Воздух вокруг начал насыщаться кислородом и светиться. Зашатались стул и кресло. Как от порыва ветра, слетели на пол бумаги.
Ребенок прижал ладони к груди и ко лбу умирающего мужчины.
Послышался тихий треск, запахло озоном…
* * *
Он видел Полину. Она шла впереди, часто оглядываясь. Он никак не мог ее догнать.
Они были в том самом ярком, солнечном ничто, где встречались в прошлый раз. На жене было нарядное летнее платье, которое она надевала при жизни, на нескольких их первых свиданиях.

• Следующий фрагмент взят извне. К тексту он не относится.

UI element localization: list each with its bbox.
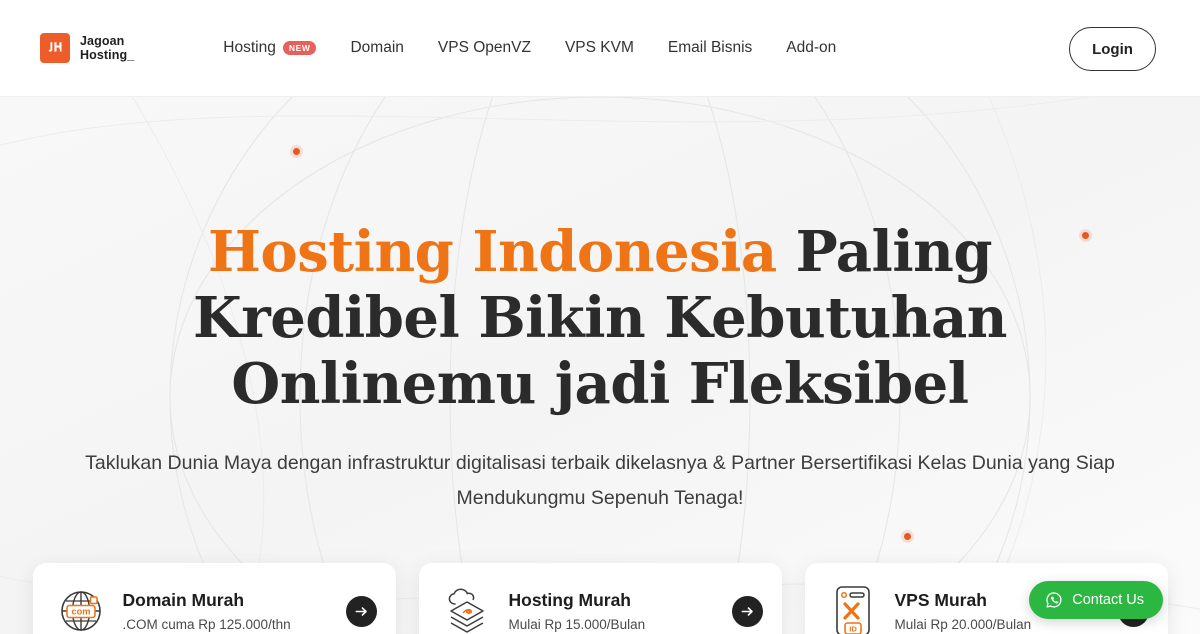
product-card-domain[interactable]: com Domain Murah .COM cuma Rp 125.000/th… bbox=[32, 563, 396, 634]
contact-us-button[interactable]: Contact Us bbox=[1029, 581, 1163, 619]
svg-text:ID: ID bbox=[849, 625, 857, 634]
nav-item-add-on[interactable]: Add-on bbox=[769, 29, 853, 67]
nav-label: VPS OpenVZ bbox=[437, 39, 531, 56]
card-subtitle: .COM cuma Rp 125.000/thn bbox=[122, 616, 291, 632]
page-root: Jagoan Hosting_ Hosting NEW Domain VPS O… bbox=[0, 0, 1200, 634]
nav-item-vps-kvm[interactable]: VPS KVM bbox=[548, 29, 651, 67]
page-title: Hosting Indonesia Paling Kredibel Bikin … bbox=[190, 219, 1010, 417]
nav-label: Add-on bbox=[786, 39, 837, 56]
arrow-right-icon[interactable] bbox=[345, 595, 377, 627]
card-subtitle: Mulai Rp 15.000/Bulan bbox=[508, 616, 646, 632]
brand-line-1: Jagoan bbox=[80, 34, 125, 48]
contact-us-label: Contact Us bbox=[1072, 592, 1144, 608]
decor-dot-3 bbox=[901, 530, 914, 543]
vps-server-icon: ID bbox=[827, 585, 879, 634]
card-title: Domain Murah bbox=[122, 589, 245, 610]
nav-badge-new: NEW bbox=[282, 41, 317, 55]
brand-wordmark: Jagoan Hosting_ bbox=[80, 34, 134, 62]
card-title: Hosting Murah bbox=[508, 589, 632, 610]
whatsapp-icon bbox=[1045, 591, 1063, 609]
brand-line-2: Hosting_ bbox=[80, 48, 135, 62]
main-navigation: Hosting NEW Domain VPS OpenVZ VPS KVM Em… bbox=[206, 29, 853, 67]
site-header: Jagoan Hosting_ Hosting NEW Domain VPS O… bbox=[0, 0, 1200, 97]
brand-logo[interactable]: Jagoan Hosting_ bbox=[40, 33, 134, 63]
hero-content: Hosting Indonesia Paling Kredibel Bikin … bbox=[0, 97, 1200, 516]
nav-label: Domain bbox=[350, 39, 404, 56]
login-button[interactable]: Login bbox=[1069, 27, 1156, 71]
nav-item-vps-openvz[interactable]: VPS OpenVZ bbox=[421, 29, 548, 67]
product-card-list: com Domain Murah .COM cuma Rp 125.000/th… bbox=[0, 563, 1200, 634]
nav-label: VPS KVM bbox=[564, 39, 634, 56]
product-card-hosting[interactable]: Hosting Murah Mulai Rp 15.000/Bulan bbox=[418, 563, 782, 634]
globe-com-icon: com bbox=[55, 585, 107, 634]
hero-subtitle: Taklukan Dunia Maya dengan infrastruktur… bbox=[85, 452, 1115, 509]
jagoan-hosting-logo-icon bbox=[40, 33, 70, 63]
nav-item-hosting[interactable]: Hosting NEW bbox=[206, 29, 333, 67]
svg-text:com: com bbox=[71, 606, 90, 616]
card-text-block: Hosting Murah Mulai Rp 15.000/Bulan bbox=[509, 589, 732, 634]
arrow-right-icon[interactable] bbox=[731, 595, 763, 627]
nav-label: Hosting bbox=[223, 39, 276, 56]
nav-label: Email Bisnis bbox=[667, 39, 753, 56]
card-text-block: Domain Murah .COM cuma Rp 125.000/thn bbox=[123, 589, 346, 634]
hero-section: Hosting Indonesia Paling Kredibel Bikin … bbox=[0, 97, 1200, 634]
headline-accent-text: Hosting Indonesia bbox=[208, 219, 777, 285]
nav-item-domain[interactable]: Domain bbox=[333, 29, 420, 67]
cloud-hosting-icon bbox=[441, 585, 493, 634]
nav-item-email-bisnis[interactable]: Email Bisnis bbox=[651, 29, 769, 67]
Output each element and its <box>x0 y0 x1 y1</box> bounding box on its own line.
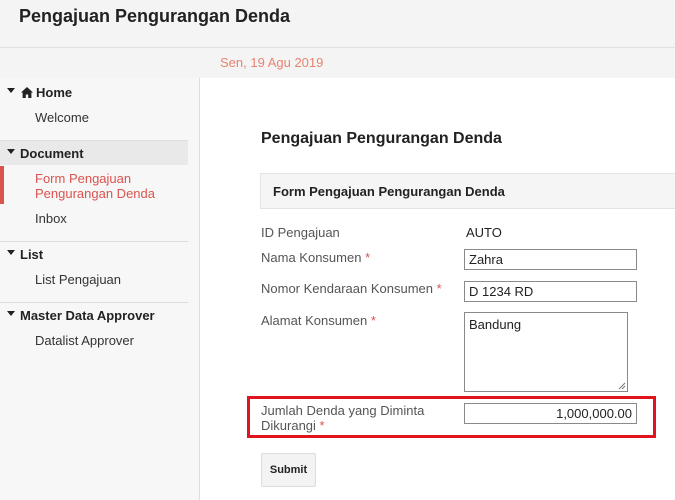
home-icon <box>21 87 33 98</box>
nomor-kendaraan-label: Nomor Kendaraan Konsumen * <box>261 281 442 296</box>
resize-handle-icon[interactable] <box>618 382 626 390</box>
current-date: Sen, 19 Agu 2019 <box>220 55 324 70</box>
alamat-konsumen-label: Alamat Konsumen * <box>261 313 376 328</box>
required-marker: * <box>436 281 442 296</box>
collapse-triangle-icon <box>7 88 15 93</box>
sidebar-item-datalist-approver[interactable]: Datalist Approver <box>35 333 134 348</box>
sidebar-group-label: Master Data Approver <box>20 308 155 323</box>
sidebar-item-form-pengajuan[interactable]: Form Pengajuan Pengurangan Denda <box>35 171 185 201</box>
alamat-konsumen-textarea[interactable]: Bandung <box>464 312 628 392</box>
required-marker: * <box>365 250 371 265</box>
sidebar-group-master-data[interactable]: Master Data Approver <box>0 303 188 327</box>
sidebar-group-label: Home <box>36 85 73 100</box>
sidebar-item-welcome[interactable]: Welcome <box>35 110 89 125</box>
sidebar-item-inbox[interactable]: Inbox <box>35 211 67 226</box>
nama-konsumen-label: Nama Konsumen * <box>261 250 370 265</box>
required-marker: * <box>370 313 376 328</box>
nomor-kendaraan-label-text: Nomor Kendaraan Konsumen <box>261 281 433 296</box>
sidebar-group-label: List <box>20 247 44 262</box>
collapse-triangle-icon <box>7 311 15 316</box>
app-title: Pengajuan Pengurangan Denda <box>19 6 291 26</box>
id-pengajuan-label: ID Pengajuan <box>261 225 340 240</box>
page-title: Pengajuan Pengurangan Denda <box>261 130 502 147</box>
nama-konsumen-input[interactable]: Zahra <box>464 249 637 270</box>
collapse-triangle-icon <box>7 250 15 255</box>
sidebar-item-list-pengajuan[interactable]: List Pengajuan <box>35 272 121 287</box>
collapse-triangle-icon <box>7 149 15 154</box>
date-bar-left <box>0 48 200 78</box>
top-bar: Pengajuan Pengurangan Denda <box>0 0 675 48</box>
nomor-kendaraan-input[interactable]: D 1234 RD <box>464 281 637 302</box>
sidebar-group-home[interactable]: Home <box>0 80 188 104</box>
alamat-konsumen-label-text: Alamat Konsumen <box>261 313 368 328</box>
active-indicator <box>0 166 4 204</box>
date-bar: Sen, 19 Agu 2019 <box>0 48 675 78</box>
sidebar-group-list[interactable]: List <box>0 242 188 266</box>
highlight-box <box>247 396 656 438</box>
id-pengajuan-value: AUTO <box>466 225 502 240</box>
alamat-konsumen-value: Bandung <box>469 317 522 332</box>
form-panel-title: Form Pengajuan Pengurangan Denda <box>273 184 505 199</box>
submit-button[interactable]: Submit <box>261 453 316 487</box>
sidebar-group-label: Document <box>20 146 84 161</box>
form-panel-header: Form Pengajuan Pengurangan Denda <box>260 173 675 209</box>
nama-konsumen-label-text: Nama Konsumen <box>261 250 362 265</box>
sidebar-group-document[interactable]: Document <box>0 141 188 165</box>
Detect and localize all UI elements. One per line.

Он протягивал к ней руки, пытался догнать, но ничего не получалось. Оборачиваясь, она смеялась, но не произносила ни слова.
* * *
Искрило и посверкивало. По палатке носились сквозняки, колебля мебель, ероша волосы на голове Дениса. Удалось приостановить отца на его пути. Только бы хватило сил…
* * *
Полина начала отдаляться. Она по-прежнему смеялась, не произнося ни слова, и замедлила шаги, но все равно странным образом отдалялась.
Он не понимал, в чем дело, сердился, пытался окликать, но не получалось издать ни единого звука.
Окружающее солнечное яркое ничто уходило смеете с ней. Он оставался в серой пустоте.
* * *
Денис медленно вытягивал отца назад, чувствуя, как уходят силы, как трясутся колени и темнеет в глазах. Ладошки ребенка дрожали и светились изнутри, пальцы были растопырены. Воздух стонал, шумел.